> On Apr 26, 2019, at 7:01 AM, Theodore Ts'o <ty...@mit.edu> wrote:
>
>> On Fri, Apr 26, 2019 at 11:33:09AM +0000, Reshetova, Elena wrote:
>> Adding Eric and Herbert to continue discussion for the chacha part.
>> So, as a short summary I am trying to find out a fast (fast enough to be
>> used per syscall
>> invocation) source of random bits with good enough security properties.
>> I started to look into chacha kernel implementation and while it seems that
>> it is designed to
>> work with any number of rounds, it does not expose less than 12 rounds
>> primitive.
>> I guess this is done for security sake, since 12 is probably the lowest
>> bound we want people
>> to use for the purpose of encryption/decryption, but if we are to build an
>> efficient RNG,
>> chacha8 probably is a good tradeoff between security and speed.
>>
>> What are people's opinions/perceptions on this? Has it been considered
>> before to create a
>> kernel RNG based on chacha?
>
> Well, sure.
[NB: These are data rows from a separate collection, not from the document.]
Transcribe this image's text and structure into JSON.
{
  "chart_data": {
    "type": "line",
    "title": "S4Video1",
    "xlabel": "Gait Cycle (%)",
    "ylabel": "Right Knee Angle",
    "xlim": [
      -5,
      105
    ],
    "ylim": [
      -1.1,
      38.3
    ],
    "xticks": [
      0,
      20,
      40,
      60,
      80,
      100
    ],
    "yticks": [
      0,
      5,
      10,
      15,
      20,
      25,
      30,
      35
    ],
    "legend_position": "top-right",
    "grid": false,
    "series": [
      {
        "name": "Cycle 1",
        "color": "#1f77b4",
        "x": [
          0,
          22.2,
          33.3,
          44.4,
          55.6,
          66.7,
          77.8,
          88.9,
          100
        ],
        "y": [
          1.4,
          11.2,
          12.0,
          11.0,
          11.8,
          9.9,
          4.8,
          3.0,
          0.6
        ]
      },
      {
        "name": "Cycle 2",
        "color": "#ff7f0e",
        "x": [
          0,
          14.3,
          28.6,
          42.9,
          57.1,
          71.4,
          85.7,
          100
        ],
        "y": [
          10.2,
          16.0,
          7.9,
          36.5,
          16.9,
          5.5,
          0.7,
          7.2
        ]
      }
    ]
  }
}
The get_random_bytes() kernel interface and the
> getrandom(2) system call uses a CRNG based on chacha20. See
> extract_crng() and crng_reseed() in drivers/char/random.c.
>
> It *is* possible to use an arbitrary number of rounds if you use the
> low level interface exposed as chacha_block(), which is an
> EXPORT_SYMBOL interface so even modules can use it. "Does not expose
> less than 12 rounds" applies only if you are using the high-level
> crypto interface.
>
> We have used cut down crypto algorithms for performance critical
> applications before; at one point, we were using a cut down MD4(!) for
> initial TCP sequence number generation. But that was getting rekeyed
> every five minutes, and the goal was to make it just hard enough that
> there were other easier ways of DOS attacking a server.
>
> I'm not a cryptographer, so I'd really us to hear from multiple
> experts about the security level of, say, ChaCha8 so we understand
> exactly kind of security we'd offering. And I'd want that interface
> to be named so that it's clear it's only intended for a very specific
> use case, since it will be tempting for other kernel developers to use
> it in other contexts, with undue consideration.
>
>
I don’t understand why we’re even considering weaker primitives. It seems to me
that we should be using the “fast-erasure” construction for all
get_random_bytes() invocations. Specifically, we should have a per cpu buffer
that stores some random bytes and a count of how many random bytes there are.
get_random_bytes() should take bytes from that buffer and *immediately* zero
those bytes in memory. When the buffer is empty, it gets refilled with the full
strength CRNG.
The obvious objection is “oh no, a side channel could leak the buffer,” to
which I say so what? A side channel could just as easily leak the entire CRNG
state.
For Elena’s specific use case, we would probably want a
try_get_random_bytes_notrace() that *only* tries the percpu buffer, since this
code runs so early in the syscall path that we can’t run real C code. Or it
could be moved a bit later, I suppose — the really early part is not really an
interesting attack surface.